Para Araceli García Carranza
No piense el lector que traigo alguna inconformidad con la memoria, o con el tiempo. He admirado y admiro a Proust, pero no es el caso. En mi adolescencia, uno de los acontecimientos más importantes de mi vida incipiente fue enseñar a leer y a escribir a los que, a mi alrededor, les había sido negado el acceso a la información y al conocimiento.
El año 1961 tuvo un complemento fuera de serie: la fundación de la Unión de Escritores y Artistas de Cuba, un dispositivo gremial en función de garantizar las condiciones para la creación de un arte y una literatura a la altura de aquel momento.
En el centro de aquel acto fundador encontramos a la figura de Nicolás Guillén cuyo prestigio intelectual era reconocido, con creces, en casi todas las latitudes. Su nombre era, y es, todo un emblema no ajeno a mi entorno familiar. Fue Felipe Morejón Noyola quien me enseñó a apreciar aquel nombre a través de sus maravillosos poemarios aparecidos en el catálogo argentino de Losada y comprados con gran desprendimiento por aquel vendedor de periódicos, marinero y estibador, que era mi padre.
Así las cosas, en un día del verano de 1961, tuve el gusto y el privilegio de conocer, en persona, al autor de El son entero (1947). Aquel primer encuentro se produjo en la playa de Santa María del Mar, al final de un banquete que, a propósito de la celebración de una conferencia internacional de trabajadores ferroviarios, auspiciaba la CTC.
Me desempeñaba como guía de un grupo de delegados franceses. Insistieron en ir a saludar a Guillén cuyos poemas habían disfrutado y con quien habían compartido en su exilio parisino de los años cincuenta. Escribí la crónica, hoy perdida, cuando Guillén arribó, en 1982, a sus primeros ochenta años.
Allí conté el desconsuelo que me dio no poder ejercer mi función porque, luego de las presentaciones, Nicolás comenzó a hablar un francés impecable, aunque con un marcado acento hispano. La fluidez y la elegancia de su palabra hicieron las delicias de sus viejos amigos. Se despidió anunciándoles que estaba muy inmerso en los preparativos del primer congreso de escritores y artistas, a realizarse en los próximos días.
Empecé a frecuentar la biblioteca y algunas conferencias promovidas por la recién creada organización. Los sábados, en sus bellos jardines, nos reuníamos los más jóvenes aficionados a las letras. Había que crear una organización para nosotros. Entonces, meses después, sobrepasada la Crisis de Octubre, se me acercó el poeta Roberto Fernández Retamar –ya entonces mi profesor en la Escuela de Letras de la Universidad de La Habana— invitándome a redactar los estatutos que conformarían la primera Brigada Hermanos Saíz, como un tributo nuestro a la memoria de aquellos dos originales hermanos, jóvenes creadores de Pinar del Río, asesinados por la tiranía batistiana.
Así fue.
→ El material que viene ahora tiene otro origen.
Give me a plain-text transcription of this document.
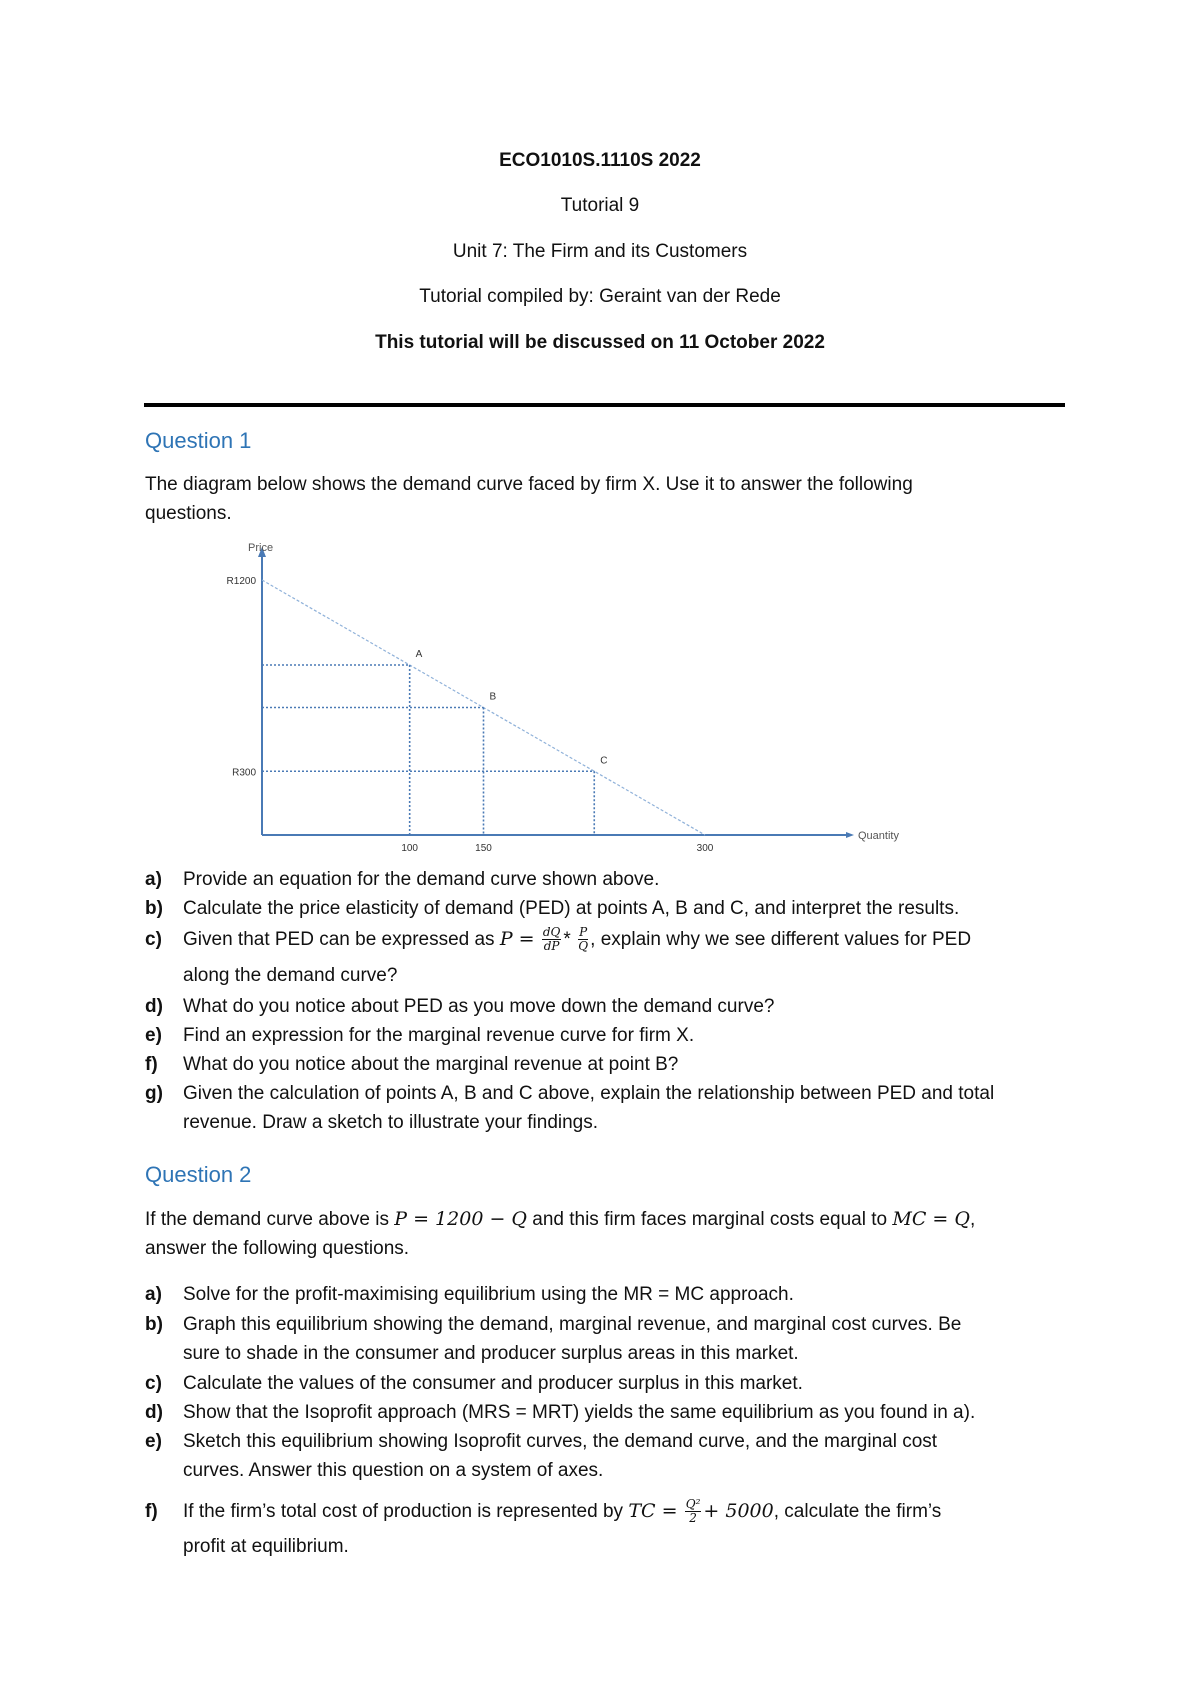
ECO1010S.1110S 2022
Tutorial 9
Unit 7: The Firm and its Customers
Tutorial compiled by: Geraint van der Rede
This tutorial will be discussed on 11 October 2022
Question 1
The diagram below shows the demand curve faced by firm X. Use it to answer the following
questions.
Price
Quantity
A
B
C
100	150	300
R1200
R300
a)	Provide an equation for the demand curve shown above.
b)	Calculate the price elasticity of demand (PED) at points A, B and C, and interpret the results.
c)	Given that PED can be expressed as $P = \frac{dQ}{dP} * \frac{P}{Q}$ , explain why we see different values for PED
along the demand curve?
d)	What do you notice about PED as you move down the demand curve?
e)	Find an expression for the marginal revenue curve for firm X.
f)	What do you notice about the marginal revenue at point B?
g)	Given the calculation of points A, B and C above, explain the relationship between PED and total
revenue. Draw a sketch to illustrate your findings.
Question 2
If the demand curve above is P = 1200 − Q and this firm faces marginal costs equal to MC = Q,
answer the following questions.
a)	Solve for the profit-maximising equilibrium using the MR = MC approach.
b)	Graph this equilibrium showing the demand, marginal revenue, and marginal cost curves. Be
sure to shade in the consumer and producer surplus areas in this market.
c)	Calculate the values of the consumer and producer surplus in this market.
d)	Show that the Isoprofit approach (MRS = MRT) yields the same equilibrium as you found in a).
e)	Sketch this equilibrium showing Isoprofit curves, the demand curve, and the marginal cost
curves. Answer this question on a system of axes.
f)	If the firm’s total cost of production is represented by TC = $\frac{\text{Q²}}{2} + 5000$, calculate the firm’s
profit at equilibrium.
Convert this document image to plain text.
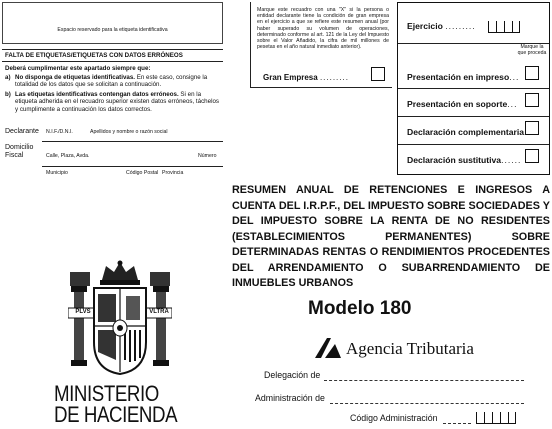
Espacio reservado para la etiqueta identificativa
FALTA DE ETIQUETAS/ETIQUETAS CON DATOS ERRÓNEOS
Deberá cumplimentar este apartado siempre que:
a) No disponga de etiquetas identificativas. En este caso, consigne la totalidad de los datos que se solicitan a continuación.
b) Las etiquetas identificativas contengan datos erróneos. Si en la etiqueta adherida en el recuadro superior existen datos erróneos, táchelos y cumplimente a continuación los datos correctos.
Declarante N.I.F./D.N.I.	Apellidos y nombre o razón social
Domicilio
Fiscal	Calle, Plaza, Avda.	Número
Municipio	Código Postal Provincia
Marque este recuadro con una "X" si la persona o entidad declarante tiene la condición de gran empresa en el ejercicio a que se refiere este resumen anual (por haber superado su volumen de operaciones, determinado conforme al art. 121 de la Ley del Impuesto sobre el Valor Añadido, la cifra de mil millones de pesetas en el año natural inmediato anterior).
Gran Empresa .........
Ejercicio .........
Marque la que proceda
Presentación en impreso...
Presentación en soporte...
Declaración complementaria
Declaración sustitutiva......
RESUMEN ANUAL DE RETENCIONES E INGRESOS A CUENTA DEL I.R.P.F., DEL IMPUESTO SOBRE SOCIEDADES Y DEL IMPUESTO SOBRE LA RENTA DE NO RESIDENTES (ESTABLECIMIENTOS PERMANENTES) SOBRE DETERMINADAS RENTAS O RENDIMIENTOS PROCEDENTES DEL ARRENDAMIENTO O SUBARRENDAMIENTO DE INMUEBLES URBANOS
Modelo 180
Agencia Tributaria
Delegación de
Administración de
Código Administración
PLVS	VLTRA
MINISTERIO
DE HACIENDA
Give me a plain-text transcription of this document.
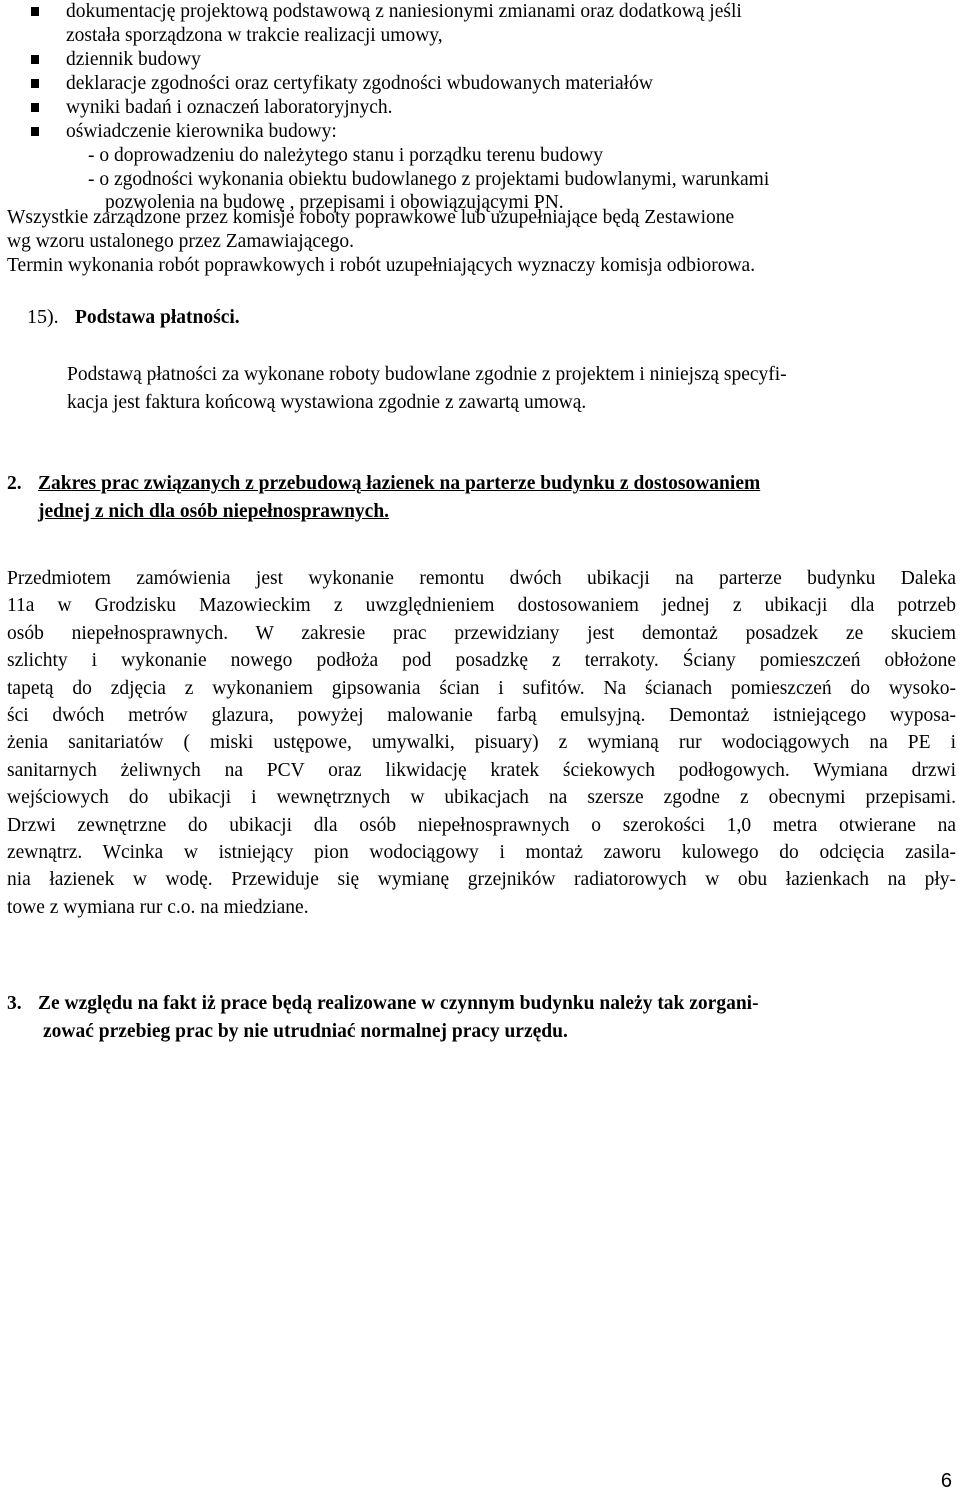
dokumentację projektową podstawową z naniesionymi zmianami oraz dodatkową jeśli
została sporządzona w trakcie realizacji umowy,
dziennik budowy
deklaracje zgodności oraz certyfikaty zgodności wbudowanych materiałów
wyniki badań i oznaczeń laboratoryjnych.
oświadczenie kierownika budowy:
- o doprowadzeniu do należytego stanu i porządku terenu budowy
- o zgodności wykonania obiektu budowlanego z projektami budowlanymi, warunkami
pozwolenia na budowę , przepisami i obowiązującymi PN.
Wszystkie zarządzone przez komisje roboty poprawkowe lub uzupełniające będą Zestawione
wg wzoru ustalonego przez Zamawiającego.
Termin wykonania robót poprawkowych i robót uzupełniających wyznaczy komisja odbiorowa.
15). Podstawa płatności.
Podstawą płatności za wykonane roboty budowlane zgodnie z projektem i niniejszą specyfi-
kacja jest faktura końcową wystawiona zgodnie z zawartą umową.
2. Zakres prac związanych z przebudową łazienek na parterze budynku z dostosowaniem
jednej z nich dla osób niepełnosprawnych.
Przedmiotem zamówienia jest wykonanie remontu dwóch ubikacji na parterze budynku Daleka
11a w Grodzisku Mazowieckim z uwzględnieniem dostosowaniem jednej z ubikacji dla potrzeb
osób niepełnosprawnych. W zakresie prac przewidziany jest demontaż posadzek ze skuciem
szlichty i wykonanie nowego podłoża pod posadzkę z terrakoty. Ściany pomieszczeń obłożone
tapetą do zdjęcia z wykonaniem gipsowania ścian i sufitów. Na ścianach pomieszczeń do wysoko-
ści dwóch metrów glazura, powyżej malowanie farbą emulsyjną. Demontaż istniejącego wyposa-
żenia sanitariatów ( miski ustępowe, umywalki, pisuary) z wymianą rur wodociągowych na PE i
sanitarnych żeliwnych na PCV oraz likwidację kratek ściekowych podłogowych. Wymiana drzwi
wejściowych do ubikacji i wewnętrznych w ubikacjach na szersze zgodne z obecnymi przepisami.
Drzwi zewnętrzne do ubikacji dla osób niepełnosprawnych o szerokości 1,0 metra otwierane na
zewnątrz. Wcinka w istniejący pion wodociągowy i montaż zaworu kulowego do odcięcia zasila-
nia łazienek w wodę. Przewiduje się wymianę grzejników radiatorowych w obu łazienkach na pły-
towe z wymiana rur c.o. na miedziane.
3. Ze względu na fakt iż prace będą realizowane w czynnym budynku należy tak zorgani-
zować przebieg prac by nie utrudniać normalnej pracy urzędu.
6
La Brigada se convirtió, luego, en Asociación, pero yo había pasado ya a integrar lo que se llamó, en aquel tiempo inolvidable, la Sección de Literatura de la UNEAC, presidida por el gran narrador Félix Pita Rodríguez cuyo secretario era el poeta santiaguero César López.
Esta crónica me ha devuelto recuerdos que logramos sacar de un olvido culpable.